On Behalf of | Nov 18, 2022 | Estate Planning & Elder Law

Trusts are among the most powerful tools in estate planning, but they can be confusing. If you are not familiar with the legal terms and concepts involved, you may not know where to begin when you are deciding what type of trust, if any, you want in your estate plan.

In this blog post, we will try to help you narrow down your choices. First, we will define a trust. Then, we will describe two categories of trusts: revocable and irrevocable trusts.

What is a trust? 

A trust is a legal tool to manage property for someone’s benefit.

There are three parties to a trust: settlor, trustee, and beneficiary. When you use your assets to create a trust, you are the settlor. As settlor, you give up your full ownership rights to the property and put the property in the hands of a trustee. This trustee holds and manages the property for the benefit of the people or entities you have named as beneficiaries. When you create a trust, you can name yourself as the primary beneficiary during your lifetime. You can name your loved ones as successor beneficiaries so that, after your death, the trust benefits them.

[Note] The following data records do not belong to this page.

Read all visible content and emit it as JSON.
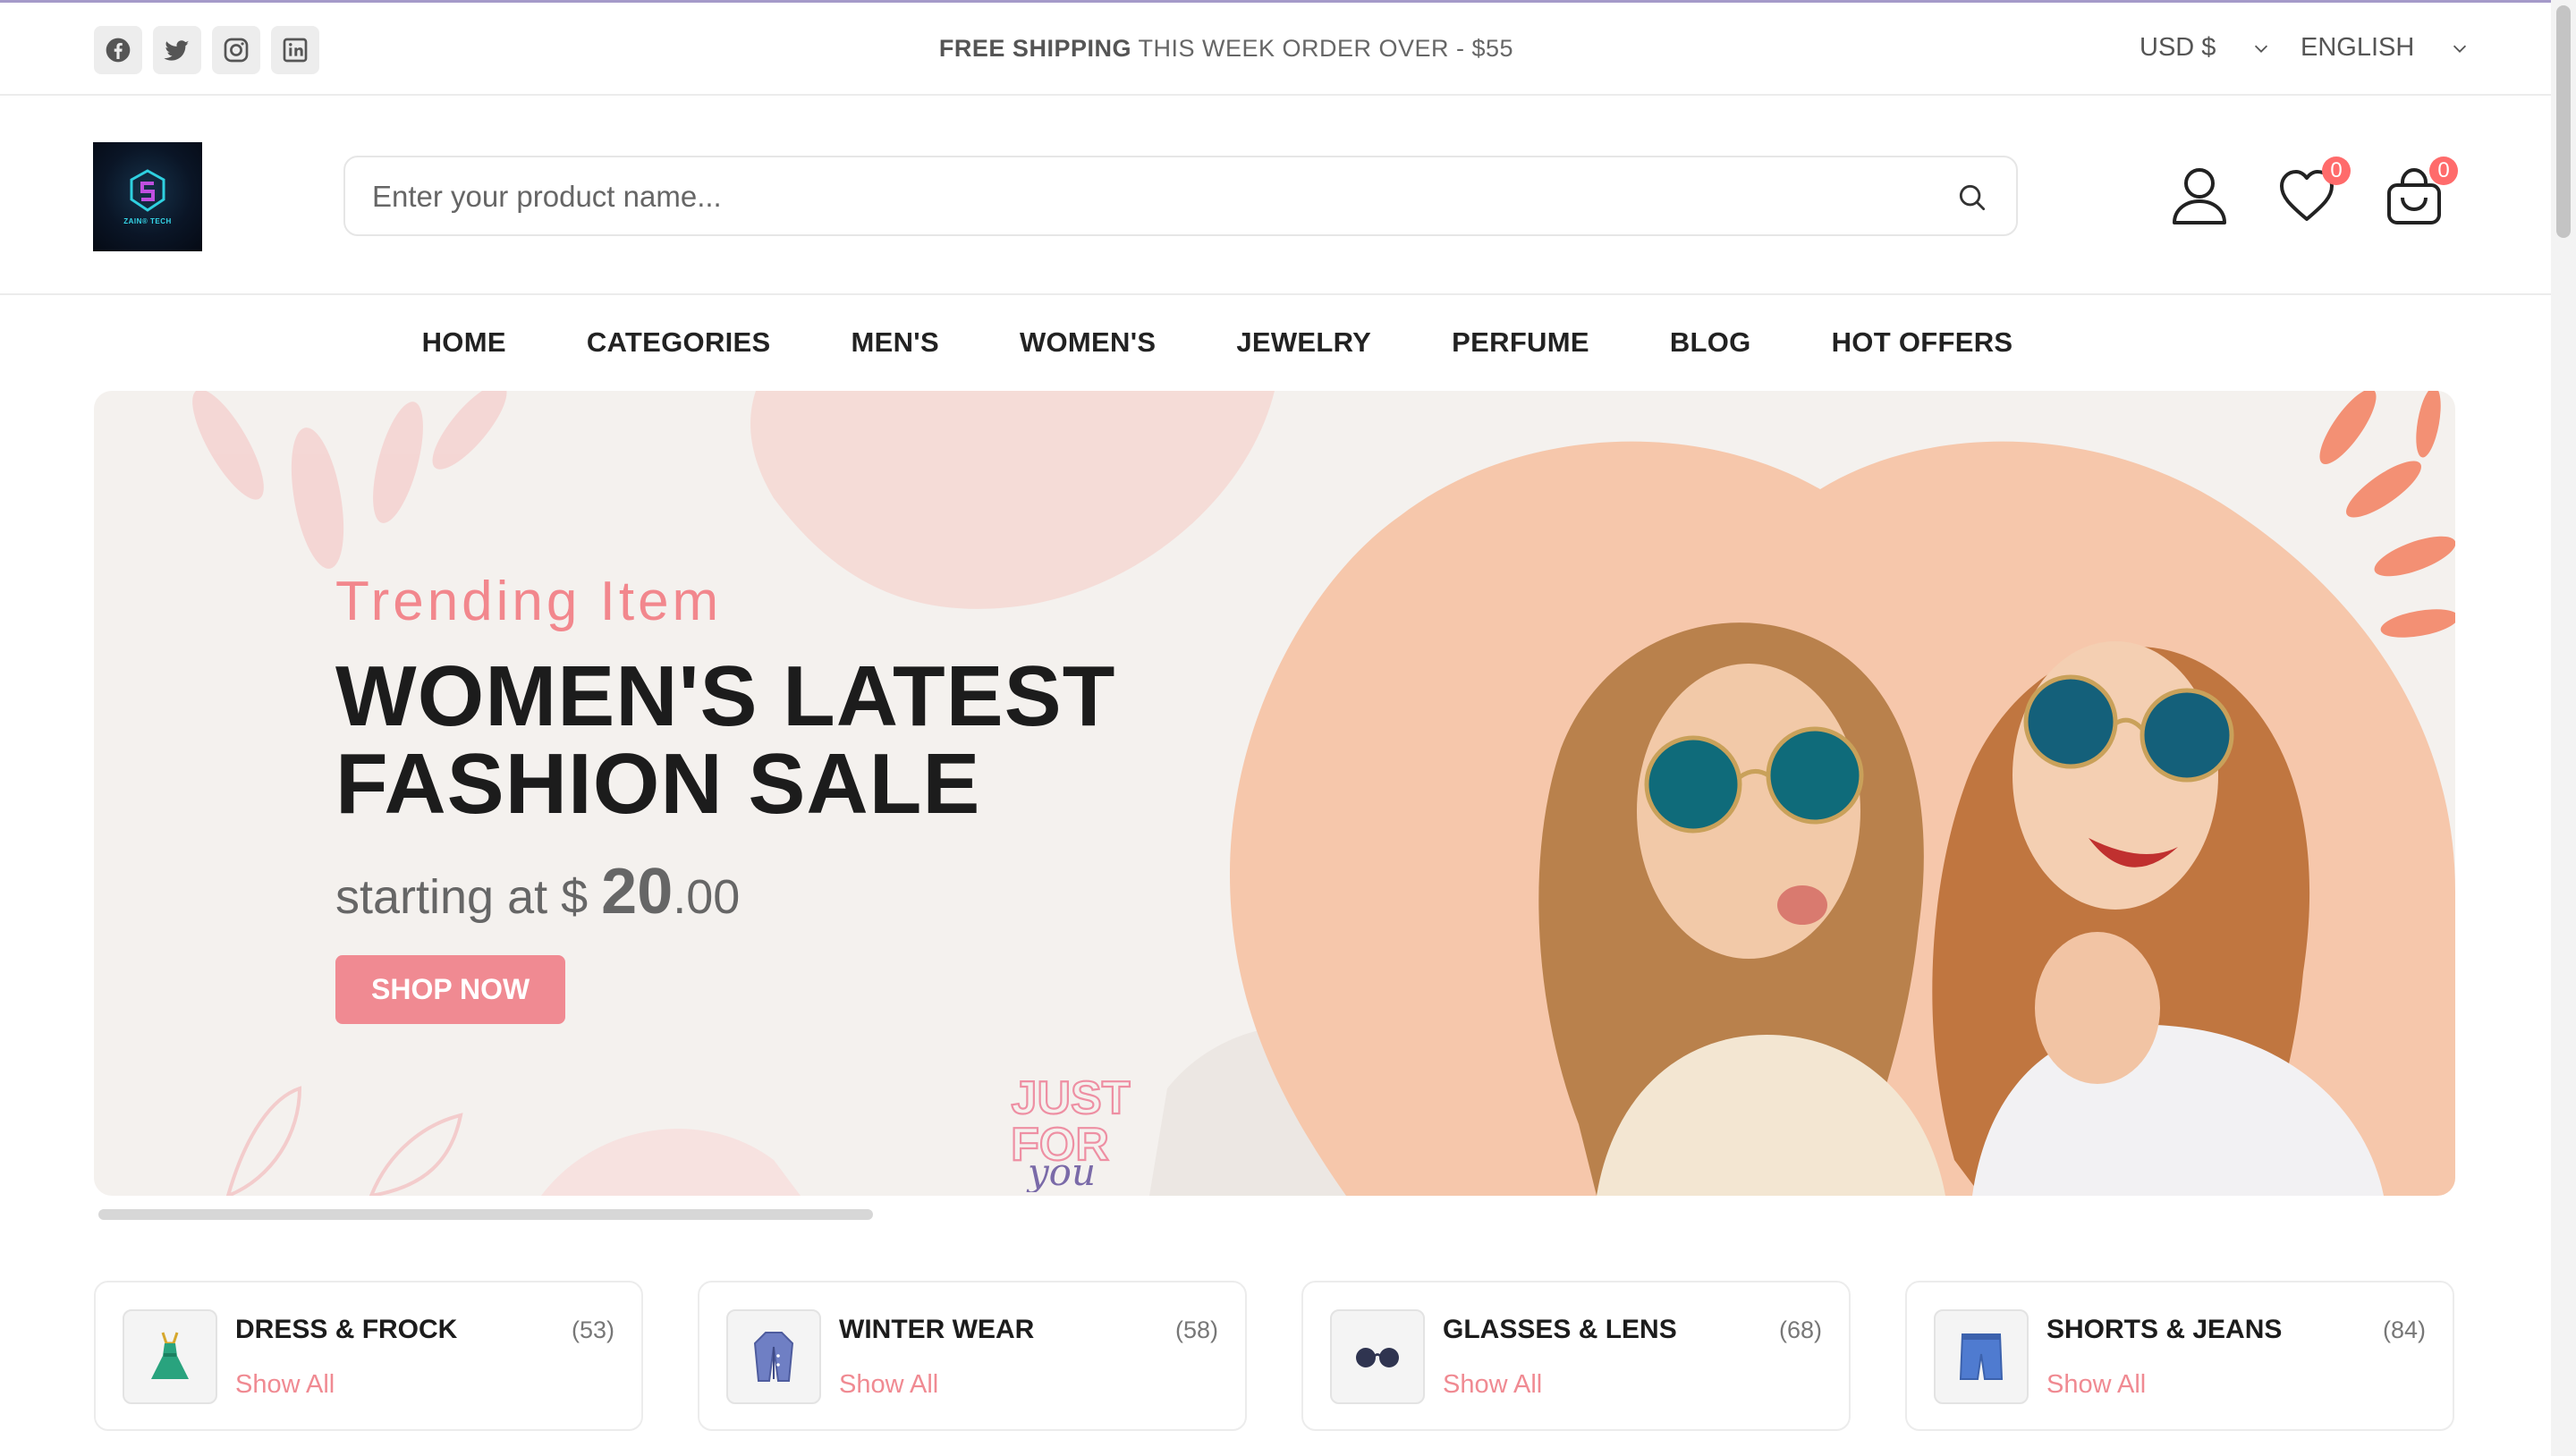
{
  "topbar": {
    "social_icons": [
      "facebook-icon",
      "twitter-icon",
      "instagram-icon",
      "linkedin-icon"
    ],
    "promo_bold": "FREE SHIPPING",
    "promo_rest": " THIS WEEK ORDER OVER - $55",
    "currency": "USD $",
    "language": "ENGLISH"
  },
  "header": {
    "logo_text": "ZAIN® TECH",
    "search_placeholder": "Enter your product name...",
    "wishlist_count": "0",
    "cart_count": "0"
  },
  "nav": {
    "items": [
      "HOME",
      "CATEGORIES",
      "MEN'S",
      "WOMEN'S",
      "JEWELRY",
      "PERFUME",
      "BLOG",
      "HOT OFFERS"
    ]
  },
  "hero": {
    "kicker": "Trending Item",
    "title_line1": "WOMEN'S LATEST",
    "title_line2": "FASHION SALE",
    "price_prefix": "starting at $ ",
    "price_whole": "20",
    "price_cents": ".00",
    "cta": "SHOP NOW",
    "badge_line1": "JUST",
    "badge_line2": "FOR",
    "badge_line3": "you"
  },
  "categories": [
    {
      "name": "DRESS & FROCK",
      "count": "(53)",
      "link": "Show All",
      "icon": "dress-icon"
    },
    {
      "name": "WINTER WEAR",
      "count": "(58)",
      "link": "Show All",
      "icon": "coat-icon"
    },
    {
      "name": "GLASSES & LENS",
      "count": "(68)",
      "link": "Show All",
      "icon": "glasses-icon"
    },
    {
      "name": "SHORTS & JEANS",
      "count": "(84)",
      "link": "Show All",
      "icon": "shorts-icon"
    }
  ],
  "colors": {
    "accent": "#f08a92",
    "badge": "#ff6b6b",
    "hero_bg": "#f4f1ee",
    "heart_shape": "#f6c7ab"
  }
}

You as settlor have broad discretion in deciding the terms of the trust. You determine what rights your beneficiaries have to receive income or principal from the trust assets. You also decide the purpose of the trust, such as to support the health, education, and lifestyle of the beneficiaries. You can also determine the length of time that the trust will support your beneficiaries; for example, you can provide that the trust will terminate when your beneficiaries reach a specific age.

Revocable and Irrevocable Trusts 

When creating a trust, you must decide whether your trust will be revocable or irrevocable.

A revocable trust is the most common type of trust. The main advantage of a revocable trust is that it gives you control over the assets and terms of the trust. If you want to change your beneficiaries, alter the terms of the trust, or dissolve the trust altogether, you will likely create a revocable trust. A revocable trust’s flexibility makes it a good option for most people who want to create a trust.

An irrevocable trust can provide greater protection to your assets. When you create an irrevocable trust, you move the assets out of your estate. For details on the implications of taxation of irrevocable trusts, consult your CPA or estate lawyer.

When you are working with an estate planning attorney to create a trust, ask yourself what is more important to you: flexibility or protection. If flexibility is more important, consider a revocable trust. If asset protection is more important, consider an irrevocable trust.